中央研究院利用計算機處理古籍已有十二年，其中以全文資料庫的發展最受矚目，目前上線的全文資料庫文總字數已超過一億一仟萬字，其所用的技術則全由院內同仁自行開發。參與製作資料庫的共有五所：史語所、臺史所、資訊所、近史所、文哲所，以及本院計算中心，總統府國史館亦積極參與清史資料庫之開發。1995年開始，有些大學與本院發展合作關係共享古籍資料，包括國內的中山﹑中正﹑師大各大學，國外的倫敦大學、史丹佛大學、密西根大學、香港中文大學等。本文首先介紹各全文資料庫的發展現況，其次介紹自行開發的相關技術，包括：全文資料庫的結構、文章的標誌系統、資料登錄之管理、缺字造字之管理以及目前各單位相關的研究發展計劃等。

Abstract

A survey of full-text data bases and related text processing techniques for Chinese ancient document in the past 12 years in Academia Sinica is presented in this paper.
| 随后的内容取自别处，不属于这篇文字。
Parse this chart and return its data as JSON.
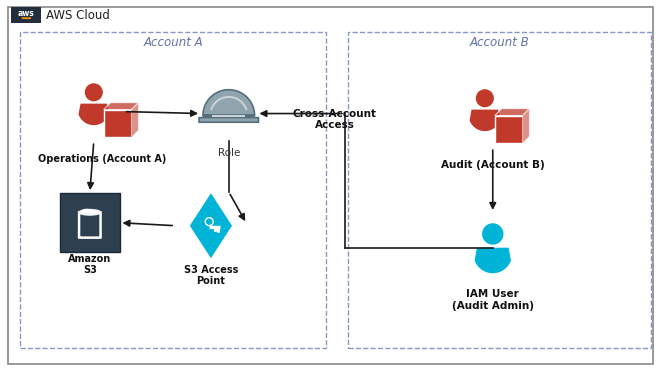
{
  "figsize": [
    6.61,
    3.71
  ],
  "dpi": 100,
  "bg_color": "#ffffff",
  "aws_cloud_label": "AWS Cloud",
  "account_a_label": "Account A",
  "account_b_label": "Account B",
  "ops_label": "Operations (Account A)",
  "audit_label": "Audit (Account B)",
  "s3_label": "Amazon\nS3",
  "access_point_label": "S3 Access\nPoint",
  "role_label": "Role",
  "iam_label": "IAM User\n(Audit Admin)",
  "cross_account_label": "Cross-Account\nAccess",
  "red_color": "#c0392b",
  "blue_color": "#00b4d8",
  "helmet_color": "#546e7a",
  "helmet_light": "#90a4ae",
  "dark_bg": "#2e3f4f",
  "diamond_color": "#00b4d8",
  "arrow_color": "#1a1a1a",
  "account_label_color": "#6272a4",
  "outer_border_color": "#888888",
  "dashed_color": "#8896c8",
  "aws_logo_bg": "#232f3e"
}
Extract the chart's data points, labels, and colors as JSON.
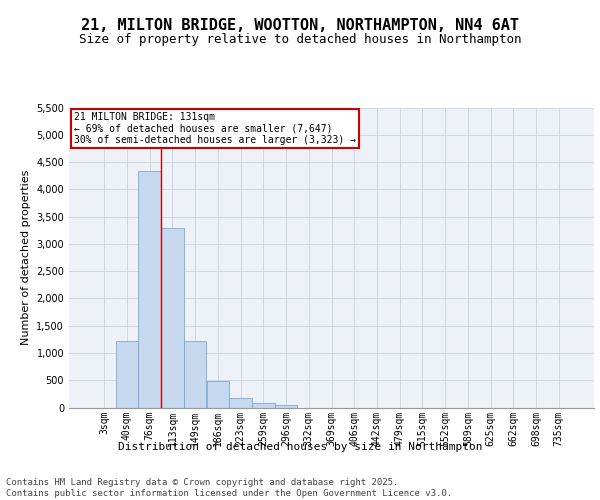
{
  "title": "21, MILTON BRIDGE, WOOTTON, NORTHAMPTON, NN4 6AT",
  "subtitle": "Size of property relative to detached houses in Northampton",
  "xlabel": "Distribution of detached houses by size in Northampton",
  "ylabel": "Number of detached properties",
  "categories": [
    "3sqm",
    "40sqm",
    "76sqm",
    "113sqm",
    "149sqm",
    "186sqm",
    "223sqm",
    "259sqm",
    "296sqm",
    "332sqm",
    "369sqm",
    "406sqm",
    "442sqm",
    "479sqm",
    "515sqm",
    "552sqm",
    "589sqm",
    "625sqm",
    "662sqm",
    "698sqm",
    "735sqm"
  ],
  "values": [
    0,
    1220,
    4330,
    3300,
    1220,
    480,
    170,
    90,
    50,
    0,
    0,
    0,
    0,
    0,
    0,
    0,
    0,
    0,
    0,
    0,
    0
  ],
  "bar_color": "#c5d8ee",
  "bar_edge_color": "#6a9fd0",
  "grid_color": "#c8d4e0",
  "background_color": "#eef2f8",
  "vline_color": "#cc0000",
  "annotation_text": "21 MILTON BRIDGE: 131sqm\n← 69% of detached houses are smaller (7,647)\n30% of semi-detached houses are larger (3,323) →",
  "annotation_box_color": "#ffffff",
  "annotation_box_edge_color": "#cc0000",
  "ylim": [
    0,
    5500
  ],
  "yticks": [
    0,
    500,
    1000,
    1500,
    2000,
    2500,
    3000,
    3500,
    4000,
    4500,
    5000,
    5500
  ],
  "footer_line1": "Contains HM Land Registry data © Crown copyright and database right 2025.",
  "footer_line2": "Contains public sector information licensed under the Open Government Licence v3.0.",
  "title_fontsize": 11,
  "subtitle_fontsize": 9,
  "axis_label_fontsize": 8,
  "tick_fontsize": 7,
  "annotation_fontsize": 7,
  "footer_fontsize": 6.5
}
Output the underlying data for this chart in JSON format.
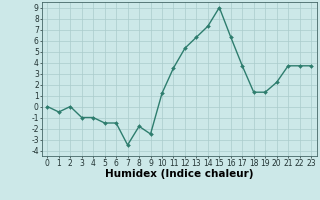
{
  "x": [
    0,
    1,
    2,
    3,
    4,
    5,
    6,
    7,
    8,
    9,
    10,
    11,
    12,
    13,
    14,
    15,
    16,
    17,
    18,
    19,
    20,
    21,
    22,
    23
  ],
  "y": [
    0,
    -0.5,
    0,
    -1,
    -1,
    -1.5,
    -1.5,
    -3.5,
    -1.8,
    -2.5,
    1.2,
    3.5,
    5.3,
    6.3,
    7.3,
    9.0,
    6.3,
    3.7,
    1.3,
    1.3,
    2.2,
    3.7,
    3.7,
    3.7
  ],
  "line_color": "#2e7d6e",
  "marker": "D",
  "marker_size": 2.0,
  "bg_color": "#cce8e8",
  "grid_color": "#aacccc",
  "xlabel": "Humidex (Indice chaleur)",
  "xlim": [
    -0.5,
    23.5
  ],
  "ylim": [
    -4.5,
    9.5
  ],
  "yticks": [
    -4,
    -3,
    -2,
    -1,
    0,
    1,
    2,
    3,
    4,
    5,
    6,
    7,
    8,
    9
  ],
  "xticks": [
    0,
    1,
    2,
    3,
    4,
    5,
    6,
    7,
    8,
    9,
    10,
    11,
    12,
    13,
    14,
    15,
    16,
    17,
    18,
    19,
    20,
    21,
    22,
    23
  ],
  "tick_fontsize": 5.5,
  "xlabel_fontsize": 7.5,
  "line_width": 1.0
}
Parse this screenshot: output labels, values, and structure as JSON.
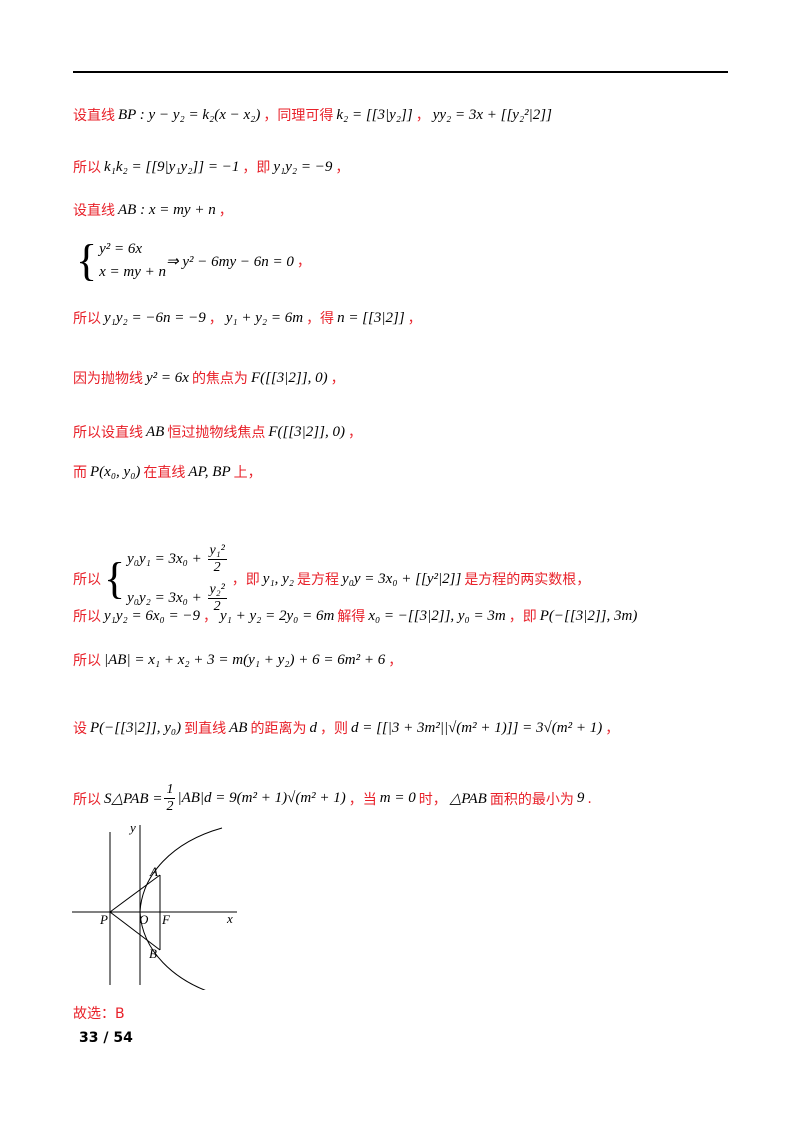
{
  "lines": [
    [
      {
        "c": "设直线"
      },
      {
        "m": "BP : y − y₂ = k₂(x − x₂)"
      },
      {
        "c": "，同理可得"
      },
      {
        "m": "k₂ = [[3|y₂]]"
      },
      {
        "c": "，"
      },
      {
        "m": "yy₂ = 3x + [[y₂²|2]]"
      }
    ],
    [
      {
        "c": "所以"
      },
      {
        "m": "k₁k₂ = [[9|y₁y₂]] = −1"
      },
      {
        "c": "，即"
      },
      {
        "m": "y₁y₂ = −9"
      },
      {
        "c": "，"
      }
    ],
    [
      {
        "c": "设直线"
      },
      {
        "m": "AB : x = my + n"
      },
      {
        "c": "，"
      }
    ],
    [
      {
        "m": "{y² = 6x;x = my + n} ⇒ y² − 6my − 6n = 0"
      },
      {
        "c": "，"
      }
    ],
    [
      {
        "c": "所以"
      },
      {
        "m": "y₁y₂ = −6n = −9"
      },
      {
        "c": "，"
      },
      {
        "m": "y₁ + y₂ = 6m"
      },
      {
        "c": "，得"
      },
      {
        "m": "n = [[3|2]]"
      },
      {
        "c": "，"
      }
    ],
    [
      {
        "c": "因为抛物线"
      },
      {
        "m": "y² = 6x"
      },
      {
        "c": "的焦点为"
      },
      {
        "m": "F([[3|2]], 0)"
      },
      {
        "c": "，"
      }
    ],
    [
      {
        "c": "所以设直线"
      },
      {
        "m": "AB"
      },
      {
        "c": "恒过抛物线焦点"
      },
      {
        "m": "F([[3|2]], 0)"
      },
      {
        "c": "，"
      }
    ],
    [
      {
        "c": "而"
      },
      {
        "m": "P(x₀, y₀)"
      },
      {
        "c": "在直线"
      },
      {
        "m": "AP, BP"
      },
      {
        "c": "上，"
      }
    ],
    [
      {
        "c": "所以"
      },
      {
        "m": "{y₀y₁ = 3x₀ + [[y₁²|2]];y₀y₂ = 3x₀ + [[y₂²|2]]}"
      },
      {
        "c": "，即"
      },
      {
        "m": "y₁, y₂"
      },
      {
        "c": "是方程"
      },
      {
        "m": "y₀y = 3x₀ + [[y²|2]]"
      },
      {
        "c": "是方程的两实数根，"
      }
    ],
    [
      {
        "c": "所以"
      },
      {
        "m": "y₁y₂ = 6x₀ = −9"
      },
      {
        "c": "，"
      },
      {
        "m": "y₁ + y₂ = 2y₀ = 6m"
      },
      {
        "c": "解得"
      },
      {
        "m": "x₀ = −[[3|2]], y₀ = 3m"
      },
      {
        "c": "，即"
      },
      {
        "m": "P(−[[3|2]], 3m)"
      }
    ],
    [
      {
        "c": "所以"
      },
      {
        "m": "|AB| = x₁ + x₂ + 3 = m(y₁ + y₂) + 6 = 6m² + 6"
      },
      {
        "c": "，"
      }
    ],
    [
      {
        "c": "设"
      },
      {
        "m": "P(−[[3|2]], y₀)"
      },
      {
        "c": "到直线"
      },
      {
        "m": "AB"
      },
      {
        "c": "的距离为"
      },
      {
        "m": "d"
      },
      {
        "c": "，则"
      },
      {
        "m": "d = [[|3 + 3m²||√(m² + 1)]] = 3√(m² + 1)"
      },
      {
        "c": "，"
      }
    ],
    [
      {
        "c": "所以"
      },
      {
        "m": "S△PAB = [[1|2]]|AB|d = 9(m² + 1)√(m² + 1)"
      },
      {
        "c": "，当"
      },
      {
        "m": "m = 0"
      },
      {
        "c": "时，"
      },
      {
        "m": "△PAB"
      },
      {
        "c": "面积的最小为"
      },
      {
        "m": "9"
      },
      {
        "c": "."
      }
    ]
  ],
  "answer": "故选：B",
  "page_number": "33 / 54",
  "figure": {
    "labels": {
      "y": "y",
      "x": "x",
      "P": "P",
      "O": "O",
      "F": "F",
      "A": "A",
      "B": "B"
    }
  },
  "colors": {
    "red_text": "#e8212a"
  }
}
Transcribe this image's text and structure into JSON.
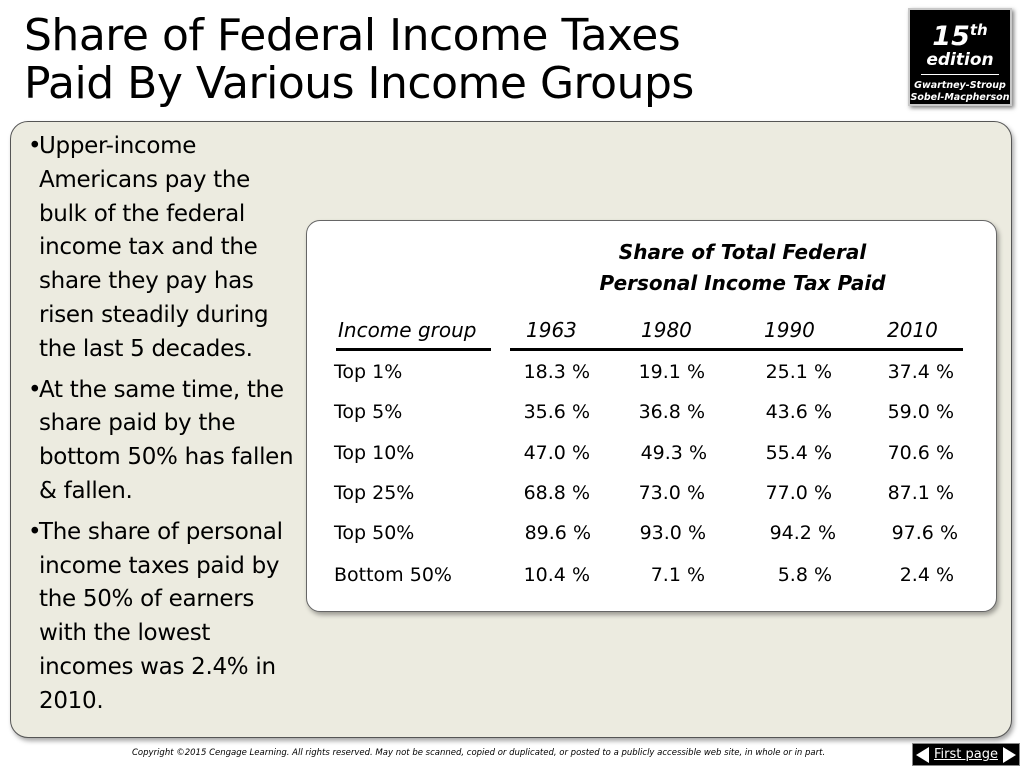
{
  "slide": {
    "title_line1": "Share of Federal Income Taxes",
    "title_line2": "Paid By Various Income Groups"
  },
  "edition_badge": {
    "number": "15",
    "suffix": "th",
    "word": "edition",
    "authors_line1": "Gwartney-Stroup",
    "authors_line2": "Sobel-Macpherson"
  },
  "bullets": [
    "Upper-income Americans pay the bulk of the federal income tax and the share they pay has risen steadily during the last 5 decades.",
    "At the same time, the share paid by the bottom 50% has fallen & fallen.",
    "The share of personal income taxes paid by the 50% of earners with the lowest incomes was 2.4% in 2010."
  ],
  "bullet_symbol": "•",
  "table": {
    "heading_line1": "Share of Total Federal",
    "heading_line2": "Personal Income Tax Paid",
    "row_header": "Income group",
    "years": [
      "1963",
      "1980",
      "1990",
      "2010"
    ],
    "rows": [
      {
        "group": "Top 1%",
        "values": [
          "18.3 %",
          "19.1 %",
          "25.1 %",
          "37.4 %"
        ]
      },
      {
        "group": "Top 5%",
        "values": [
          "35.6 %",
          "36.8 %",
          "43.6 %",
          "59.0 %"
        ]
      },
      {
        "group": "Top 10%",
        "values": [
          "47.0 %",
          "49.3 %",
          "55.4 %",
          "70.6 %"
        ]
      },
      {
        "group": "Top 25%",
        "values": [
          "68.8 %",
          "73.0 %",
          "77.0 %",
          "87.1 %"
        ]
      },
      {
        "group": "Top 50%",
        "values": [
          "89.6 %",
          "93.0 %",
          "94.2 %",
          "97.6 %"
        ]
      },
      {
        "group": "Bottom 50%",
        "values": [
          "10.4 %",
          "7.1 %",
          "5.8 %",
          "2.4 %"
        ]
      }
    ]
  },
  "footer": {
    "copyright": "Copyright ©2015 Cengage Learning. All rights reserved. May not be scanned, copied or duplicated, or posted to a publicly accessible web site, in whole or in part.",
    "first_page_label": "First page"
  },
  "colors": {
    "panel_background": "#ecebe0",
    "badge_background": "#000000",
    "table_background": "#ffffff"
  }
}
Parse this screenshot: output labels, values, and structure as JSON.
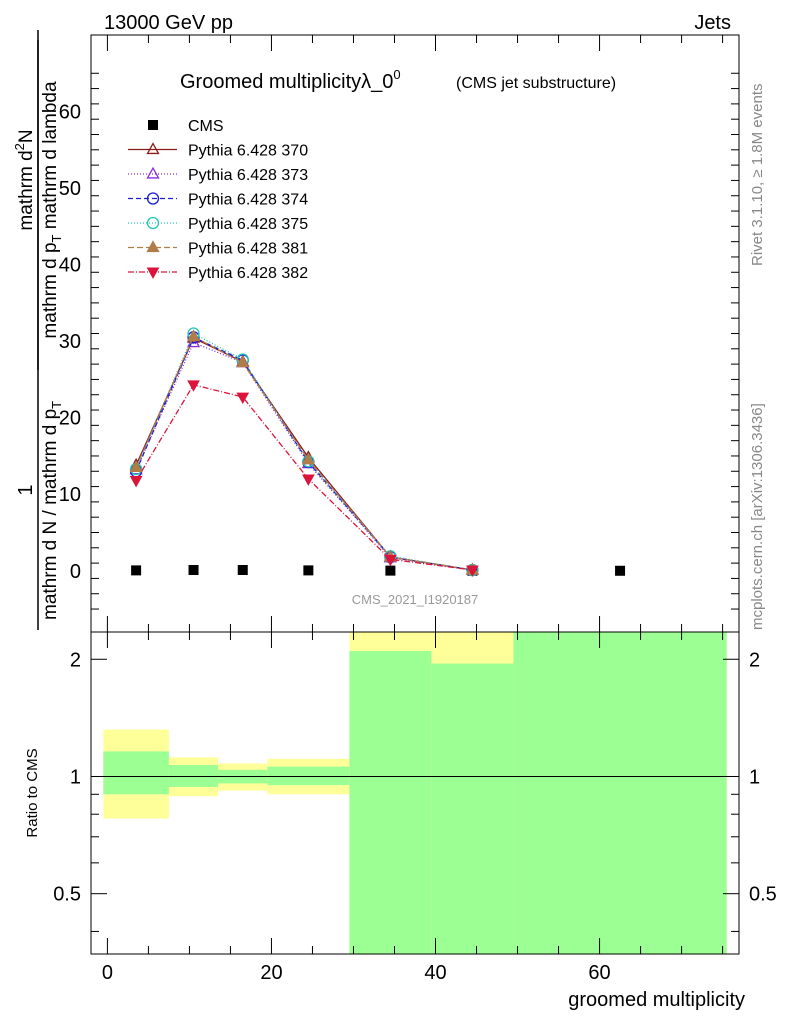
{
  "header": {
    "left": "13000 GeV pp",
    "right": "Jets"
  },
  "side_labels": {
    "rivet": "Rivet 3.1.10, ≥ 1.8M events",
    "mcplots": "mcplots.cern.ch [arXiv:1306.3436]"
  },
  "colors": {
    "cms": "#000000",
    "band_inner": "#9cff94",
    "band_outer": "#ffff99"
  },
  "chart_data": [
    {
      "type": "line",
      "title": "Groomed multiplicityλ_0",
      "title_sup": "0",
      "subtitle": "(CMS jet substructure)",
      "watermark": "CMS_2021_I1920187",
      "ylabel_numerator": "mathrm d²N",
      "ylabel_main": "mathrm d N / mathrm d p",
      "ylabel_sub": "T",
      "ylabel_tail": " mathrm d lambda",
      "ylabel_prefix": "1",
      "ylabel_num_text": "mathrm d",
      "ylabel_num_sup": "2",
      "ylabel_num_tail": "N",
      "ylabel_den_text": "mathrm d p",
      "ylabel_den_sub": "T",
      "ylabel_den_tail": " mathrm d lambda",
      "ylabel_outer": "mathrm d N / mathrm d p",
      "ylabel_outer_sub": "T",
      "ylim": [
        -8,
        70
      ],
      "xlim": [
        -2,
        77
      ],
      "yticks": [
        0,
        10,
        20,
        30,
        40,
        50,
        60
      ],
      "legend_position": "top-left",
      "series": [
        {
          "name": "CMS",
          "color": "#000000",
          "marker": "square",
          "dash": "",
          "x": [
            3.5,
            10.5,
            16.5,
            24.5,
            34.5,
            44.5,
            62.5
          ],
          "y": [
            0.05,
            0.1,
            0.1,
            0.05,
            0.02,
            0.01,
            0.0
          ]
        },
        {
          "name": "Pythia 6.428 370",
          "color": "#8b1a1a",
          "marker": "triangle-open",
          "dash": "",
          "x": [
            3.5,
            10.5,
            16.5,
            24.5,
            34.5,
            44.5
          ],
          "y": [
            13.8,
            30.4,
            27.3,
            14.8,
            1.8,
            0.1
          ]
        },
        {
          "name": "Pythia 6.428 373",
          "color": "#8a2be2",
          "marker": "triangle-open",
          "dash": "1,2",
          "x": [
            3.5,
            10.5,
            16.5,
            24.5,
            34.5,
            44.5
          ],
          "y": [
            13.2,
            29.8,
            27.2,
            14.0,
            1.7,
            0.1
          ]
        },
        {
          "name": "Pythia 6.428 374",
          "color": "#1c1cd6",
          "marker": "circle-open",
          "dash": "5,3",
          "x": [
            3.5,
            10.5,
            16.5,
            24.5,
            34.5,
            44.5
          ],
          "y": [
            13.0,
            30.5,
            27.5,
            14.2,
            1.8,
            0.1
          ]
        },
        {
          "name": "Pythia 6.428 375",
          "color": "#20c8b4",
          "marker": "circle-open",
          "dash": "1,2",
          "x": [
            3.5,
            10.5,
            16.5,
            24.5,
            34.5,
            44.5
          ],
          "y": [
            13.3,
            31.0,
            27.6,
            14.3,
            1.9,
            0.1
          ]
        },
        {
          "name": "Pythia 6.428 381",
          "color": "#b07c4a",
          "marker": "triangle-filled",
          "dash": "6,3",
          "x": [
            3.5,
            10.5,
            16.5,
            24.5,
            34.5,
            44.5
          ],
          "y": [
            13.5,
            30.6,
            27.2,
            14.5,
            1.8,
            0.1
          ]
        },
        {
          "name": "Pythia 6.428 382",
          "color": "#dc143c",
          "marker": "triangle-down-filled",
          "dash": "6,2,1,2",
          "x": [
            3.5,
            10.5,
            16.5,
            24.5,
            34.5,
            44.5
          ],
          "y": [
            11.8,
            24.3,
            22.7,
            12.0,
            1.5,
            0.1
          ]
        }
      ]
    },
    {
      "type": "area",
      "xlabel": "groomed multiplicity",
      "ylabel": "Ratio to CMS",
      "xlim": [
        -2,
        77
      ],
      "ylim": [
        0.35,
        2.35
      ],
      "log_y": true,
      "yticks": [
        0.5,
        1,
        2
      ],
      "xticks": [
        0,
        20,
        40,
        60
      ],
      "reference_line": 1,
      "bands": [
        {
          "x0": -0.5,
          "x1": 7.5,
          "inner": [
            0.9,
            1.16
          ],
          "outer": [
            0.78,
            1.32
          ]
        },
        {
          "x0": 7.5,
          "x1": 13.5,
          "inner": [
            0.94,
            1.07
          ],
          "outer": [
            0.89,
            1.12
          ]
        },
        {
          "x0": 13.5,
          "x1": 19.5,
          "inner": [
            0.96,
            1.04
          ],
          "outer": [
            0.92,
            1.08
          ]
        },
        {
          "x0": 19.5,
          "x1": 29.5,
          "inner": [
            0.95,
            1.06
          ],
          "outer": [
            0.9,
            1.11
          ]
        },
        {
          "x0": 29.5,
          "x1": 39.5,
          "inner": [
            0.35,
            2.1
          ],
          "outer": [
            0.35,
            2.35
          ]
        },
        {
          "x0": 39.5,
          "x1": 49.5,
          "inner": [
            0.35,
            1.95
          ],
          "outer": [
            0.35,
            2.35
          ]
        },
        {
          "x0": 49.5,
          "x1": 75.5,
          "inner": [
            0.35,
            2.35
          ],
          "outer": [
            0.35,
            2.35
          ]
        }
      ]
    }
  ]
}
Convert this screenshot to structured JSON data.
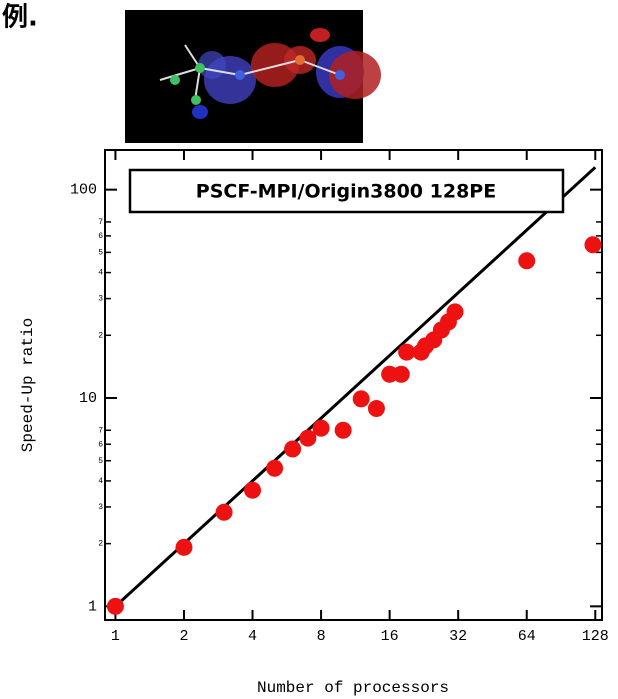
{
  "header": {
    "text": "例."
  },
  "chart_data": {
    "type": "scatter",
    "annotation": "PSCF-MPI/Origin3800 128PE",
    "xlabel": "Number of processors",
    "ylabel": "Speed-Up ratio",
    "xscale": "log",
    "yscale": "log",
    "x": [
      1,
      2,
      3,
      4,
      5,
      6,
      7,
      8,
      10,
      12,
      14,
      16,
      18,
      19,
      22,
      23,
      25,
      27,
      29,
      31,
      64,
      125
    ],
    "values": [
      1,
      1.92,
      2.83,
      3.61,
      4.6,
      5.69,
      6.42,
      7.17,
      7.0,
      9.9,
      8.9,
      13,
      13,
      16.6,
      16.6,
      17.8,
      19,
      21.2,
      23.2,
      25.9,
      45.6,
      54.4
    ],
    "color": "#ee1111",
    "reference_line": {
      "x": [
        1,
        128
      ],
      "values": [
        1,
        128
      ],
      "color": "#000000"
    },
    "xlim": [
      0.9,
      137
    ],
    "ylim": [
      0.86,
      155
    ],
    "xticks": [
      1,
      2,
      4,
      8,
      16,
      32,
      64,
      128
    ],
    "yticks": [
      1,
      10,
      100
    ],
    "yminorticks": [
      2,
      3,
      4,
      5,
      6,
      7,
      {
        "value": 20,
        "label": "2"
      },
      {
        "value": 30,
        "label": "3"
      },
      {
        "value": 40,
        "label": "4"
      },
      {
        "value": 50,
        "label": "5"
      },
      {
        "value": 60,
        "label": "6"
      },
      {
        "value": 70,
        "label": "7"
      }
    ],
    "grid": false
  }
}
Five Institutes, (namely the Institute of History and phonology, the Institute of Taiwan History, the Institute of Literature and Philosophy, the Institute of Information Science and the Institute of Modern History ) and the Computing Center of Academia Sinica actively participated in this long range project since 1984. Beside, the Archival Library of National History also participated in developing the database of Ching Dynasty. Since 1995, some co-laboration projects with other Universities, such as London University in England, Stanford University, Michigan University in USA, Chinese University in Hong Kong and Chung-Cheng University, Chung-San University and National Taiwan Normal University in Taiwan have been launched to produce more digital texts. Now, the total character count of on-line full-text data bases are over 115 millions, and the data bases of more then 80 million characters are coming. In this report, we also survey some important techniques developed, including the structure of full-text database, the ways of handling missing characters, the management of data entry jobs, the development of markup system, etc. Besides, the status of some on going related research projects are summarized in this paper as a future perspective of the development of digital Chinese ancient documents.